The director of Garden State moves on from the problems of rich white actors in their 20s to examine the problems faced by rich white actors in their 30s.
Lee Zachariah
September 15, 2014

Overview

It's extraordinary that with only one film to his name, Zach Braff's directorial style became instantly recognisable. Perhaps because it was so influential, his popular 2004 film Garden State quickly became the shorthand for a certain type of independent film with a checklist of insta-clichés: a manic pixie dreamgirl who rouses a sullen lead out of his ennui; droll metaphorical imagery (a shirt that looks just like the wallpaper!); profundity in the mundane (a big hole in the ground that represents in the infinite abyss!); a carefully considered collection of melodic indie songs on the soundtrack (The Shins! Coldplay! The Shins!).

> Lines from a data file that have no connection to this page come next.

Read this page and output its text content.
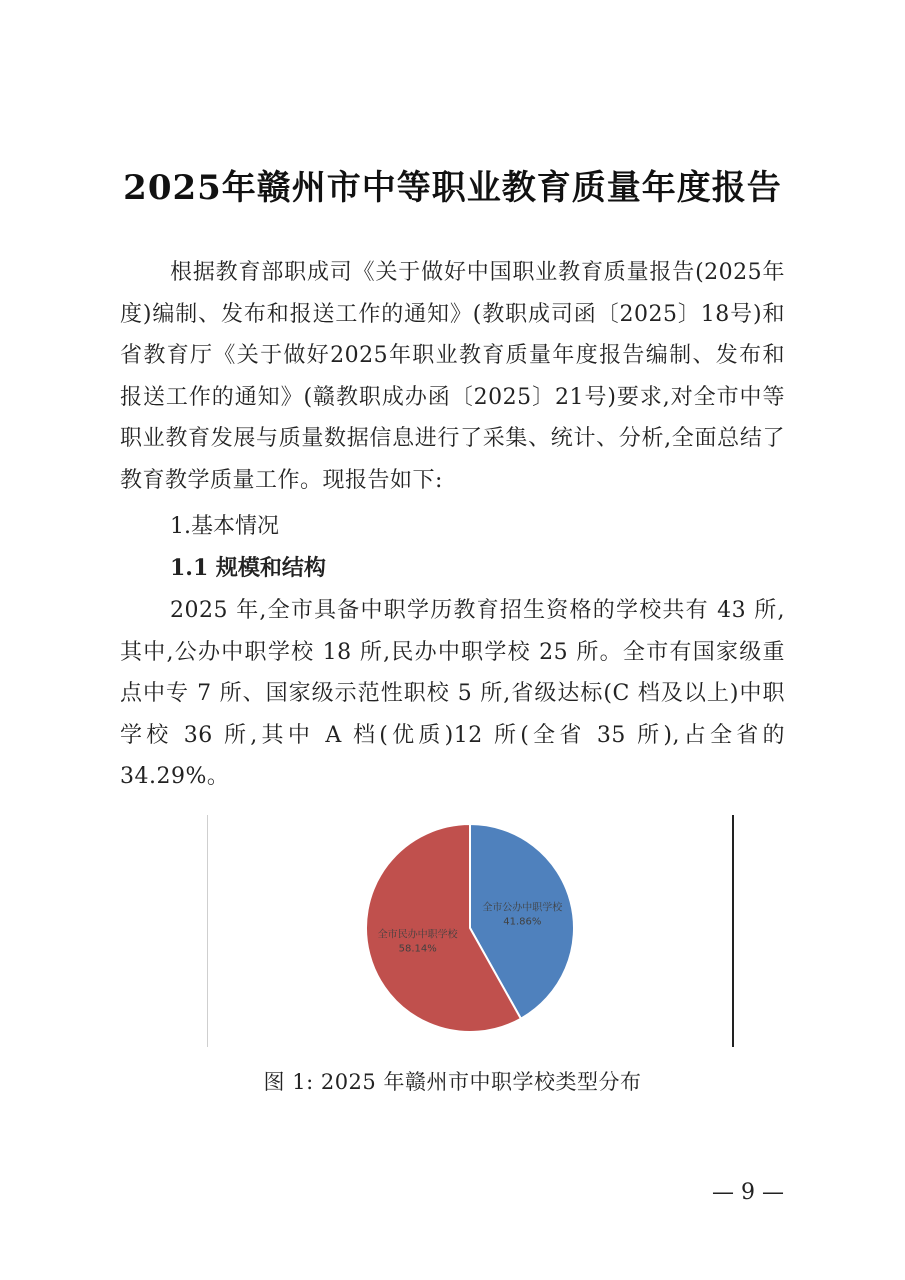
2025年赣州市中等职业教育质量年度报告

根据教育部职成司《关于做好中国职业教育质量报告(2025年度)编制、发布和报送工作的通知》(教职成司函〔2025〕18号)和省教育厅《关于做好2025年职业教育质量年度报告编制、发布和报送工作的通知》(赣教职成办函〔2025〕21号)要求,对全市中等职业教育发展与质量数据信息进行了采集、统计、分析,全面总结了教育教学质量工作。现报告如下:

1.基本情况
1.1 规模和结构

2025 年,全市具备中职学历教育招生资格的学校共有 43 所,其中,公办中职学校 18 所,民办中职学校 25 所。全市有国家级重点中专 7 所、国家级示范性职校 5 所,省级达标(C 档及以上)中职学校 36 所,其中 A 档(优质)12 所(全省 35 所),占全省的 34.29%。

全市公办中职学校
41.86%
全市民办中职学校
58.14%
图 1: 2025 年赣州市中职学校类型分布
— 9 —
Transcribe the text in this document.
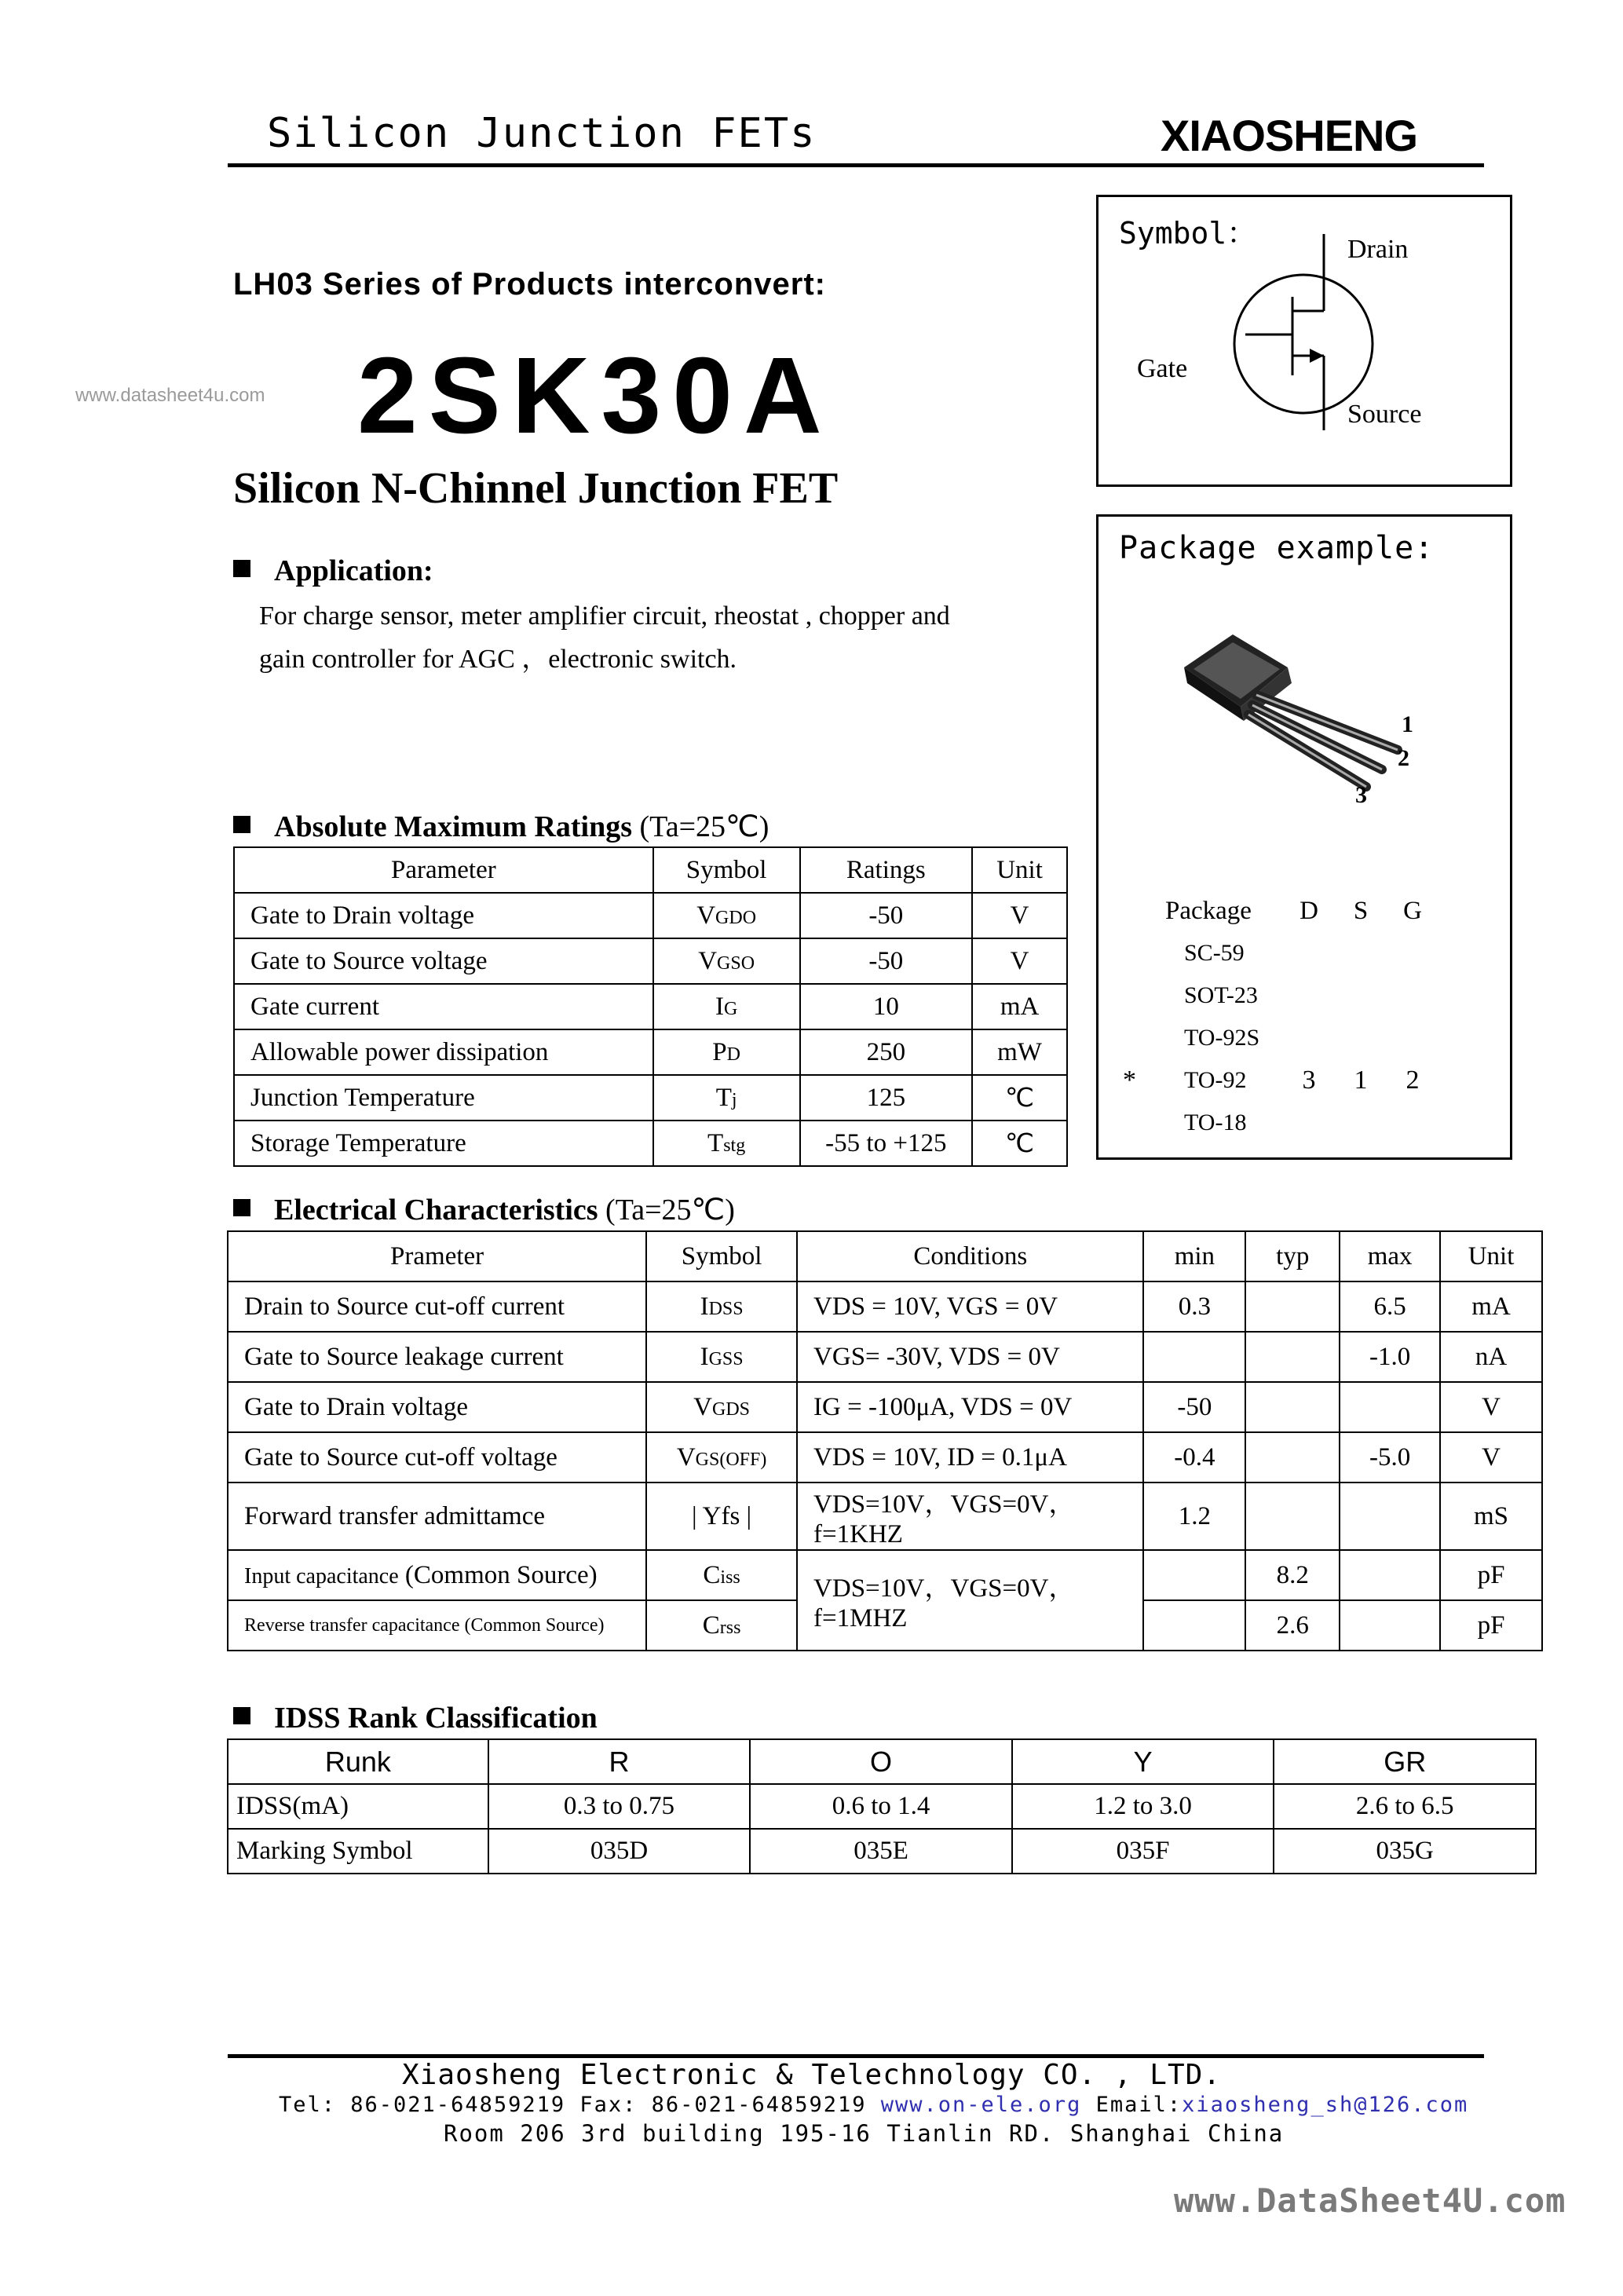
Silicon Junction FETs	XIAOSHENG
LH03 Series of Products interconvert:
www.datasheet4u.com 2SK30A
Silicon N-Chinnel Junction FET
Application:
For charge sensor, meter amplifier circuit, rheostat , chopper and
gain controller for AGC ，electronic switch.
Symbol：	Drain
Gate
Source
Package example:
1
2
3
	Package	D	S	G
	SC-59			
	SOT-23			
	TO-92S			
*	TO-92	3	1	2
	TO-18			
Absolute Maximum Ratings (Ta=25℃)
Parameter	Symbol	Ratings	Unit
Gate to Drain voltage	VGDO	-50	V
Gate to Source voltage	VGSO	-50	V
Gate current	IG	10	mA
Allowable power dissipation	PD	250	mW
Junction Temperature	Tj	125	℃
Storage Temperature	Tstg	-55 to +125	℃
Electrical Characteristics (Ta=25℃)
Prameter	Symbol	Conditions	min	typ	max	Unit
Drain to Source cut-off current	IDSS	VDS = 10V, VGS = 0V	0.3		6.5	mA
Gate to Source leakage current	IGSS	VGS= -30V, VDS = 0V			-1.0	nA
Gate to Drain voltage	VGDS	IG = -100μA, VDS = 0V	-50			V
Gate to Source cut-off voltage	VGS(OFF)	VDS = 10V, ID = 0.1μA	-0.4		-5.0	V
Forward transfer admittamce	| Yfs |	VDS=10V，VGS=0V，f=1KHZ	1.2			mS
Input capacitance (Common Source)	Ciss	VDS=10V，VGS=0V，f=1MHZ		8.2		pF
Reverse transfer capacitance (Common Source)	Crss			2.6		pF
IDSS Rank Classification
Runk	R	O	Y	GR
IDSS(mA)	0.3 to 0.75	0.6 to 1.4	1.2 to 3.0	2.6 to 6.5
Marking Symbol	035D	035E	035F	035G
Xiaosheng Electronic & Telechnology CO. , LTD.
Tel: 86-021-64859219 Fax: 86-021-64859219 www.on-ele.org Email:xiaosheng_sh@126.com
Room 206 3rd building 195-16 Tianlin RD. Shanghai China
www.DataSheet4U.com
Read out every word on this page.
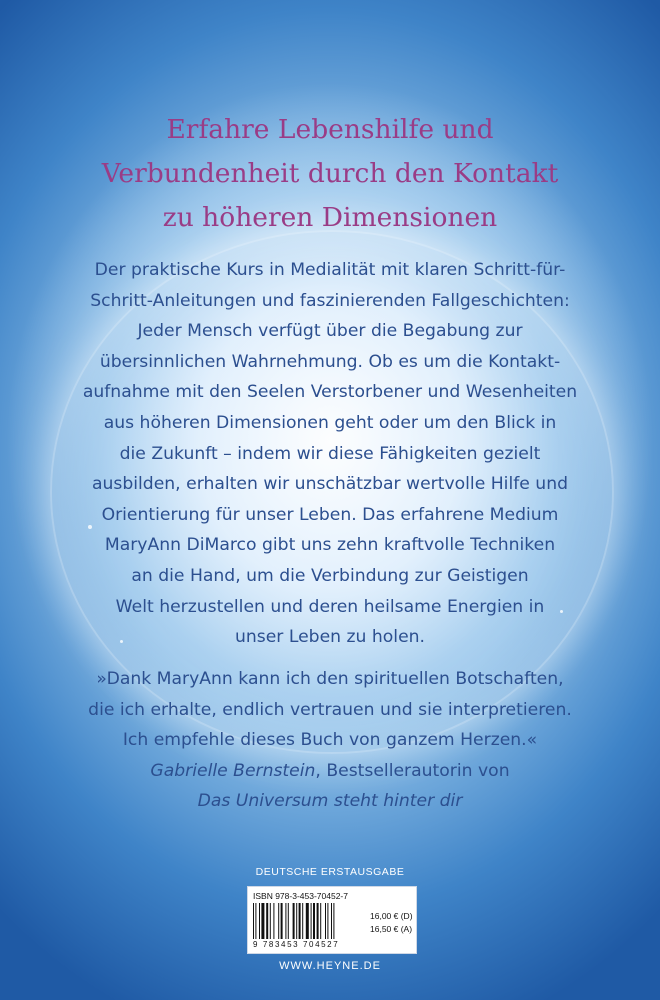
Erfahre Lebenshilfe und
Verbundenheit durch den Kontakt
zu höheren Dimensionen
Der praktische Kurs in Medialität mit klaren Schritt-für-
Schritt-Anleitungen und faszinierenden Fallgeschichten:
Jeder Mensch verfügt über die Begabung zur
übersinnlichen Wahrnehmung. Ob es um die Kontakt-
aufnahme mit den Seelen Verstorbener und Wesenheiten
aus höheren Dimensionen geht oder um den Blick in
die Zukunft – indem wir diese Fähigkeiten gezielt
ausbilden, erhalten wir unschätzbar wertvolle Hilfe und
Orientierung für unser Leben. Das erfahrene Medium
MaryAnn DiMarco gibt uns zehn kraftvolle Techniken
an die Hand, um die Verbindung zur Geistigen
Welt herzustellen und deren heilsame Energien in
unser Leben zu holen.
»Dank MaryAnn kann ich den spirituellen Botschaften,
die ich erhalte, endlich vertrauen und sie interpretieren.
Ich empfehle dieses Buch von ganzem Herzen.«
Gabrielle Bernstein, Bestsellerautorin von
Das Universum steht hinter dir
DEUTSCHE ERSTAUSGABE
ISBN 978-3-453-70452-7
9 783453 704527
16,00 € (D)
16,50 € (A)
WWW.HEYNE.DE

It's odd that with such a big success under his belt, Braff took ten years to make his follow-up. Difficult second album syndrome? Perhaps. But in doing so, Garden State has calcified in our shared cinematic memory as a sub-genre unto itself; for Braff's second film to have any chance at all, it would have to shake off all the tropes that are now synonymous with his name and do something drastically different.

It does not. In fact, aside from the fact that Braff is now looking at the problems faced by rich white actors in their 30s (as opposed to rich white actors in their 20s), his new film Wish I Was Here plays like a biting parody of Zach Braff. All the hallmarks of Garden State are present, and what should, in a more just world, be considered an authorial style, now feels like a failed attempt to recapture a movement and a mood that expired years ago.

Much has been made of the fact that Braff turned to crowdfunding to raise the budget that he could have so easily raised with a studio; famously, he feared interference from the suits and wanted to make his own vision. Perhaps some interference might have been a good thing. But this path is only galling in light of the journey of Wish I Was Here's characters: wealthy people who need slightly more money asking for charity. This is hardly an exaggeration.

The film's story — which I'm now only getting to at the tail end of the review — follows a failed actor who is still trying to follow his dreams despite the fact that he has responsibilities to his family. His father, stricken with cancer, needs to pay for his own treatment, and so can no longer pay for his grandchildren's expensive religious education. This is the inciting incident that's meant to inspire sympathy, but the stakes are so low and so unrelatable to the average moviegoer, that the film is crippled from the outset. It's so poorly judged, few changes would be needed to turn it into an all-out pastiche; Not Another Zach Braff Movie, if you will.

Both Braff's character and his on-screen brother (Josh Gad) are manchildren who essentially learn that the women in their lives will continue to support them so long as they persist in their manchildish ways. The "lessons" learned at the end feel superfluous and unaffecting, despite what the last shot tries to tell us. The brother's storyline is the most baffling, and possibly the worst idea in a film full of poor choices.

I wanted to like this film. I really did. For all that it now represents, I still hold a soft spot for Garden State, and I like Braff as both an on-screen performer and a filmmaker. As a director, he has a keen eye; it just failed him horribly here.